The desserts were a return to form - though they were certainly leaning towards the ‘modern’ and ‘fusion’ aspects of Indian food (e.g. ice cream rather than kulfi; more of a Mr Kipling’s gulab jamun). 


It must be acknowledged that it is a popular restaurant - a great date restaurant, for sure. Perhaps their cuisine is therefore aimed at a different (and safer) market than to the curry connoisseur? But once again, a proper curry proved conspicuous in its absence. Behind all the front - it’s fabulous decor, the great service that we received this time, the instagrammable dishes - you are left asking yourself - is Chaiwala actually any good?

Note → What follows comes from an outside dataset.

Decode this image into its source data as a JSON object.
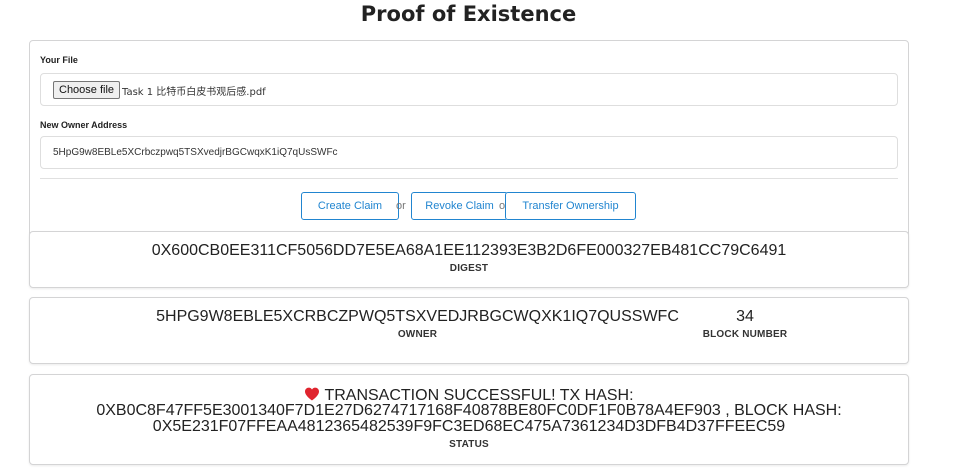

At the second time of asking, Chaiwala did receive the coveted OCC Recommended status - but only just, and certainly with the lowest Quality score of the bunch. A lively atmosphere, speedy service and incredible value (brunch was $300pp + $180pp for free flow) were the Jim Redmond to its main courses’ Derek, carrying it limping over the line. Plus the bribe of a fistful of Daba Dollars (redeemable for one post-brunch gin and tonic) probably helped the cause too. Great for a date night option or a boozy brunch, but if you want a proper curry, the OCC still suggests you look further up the list.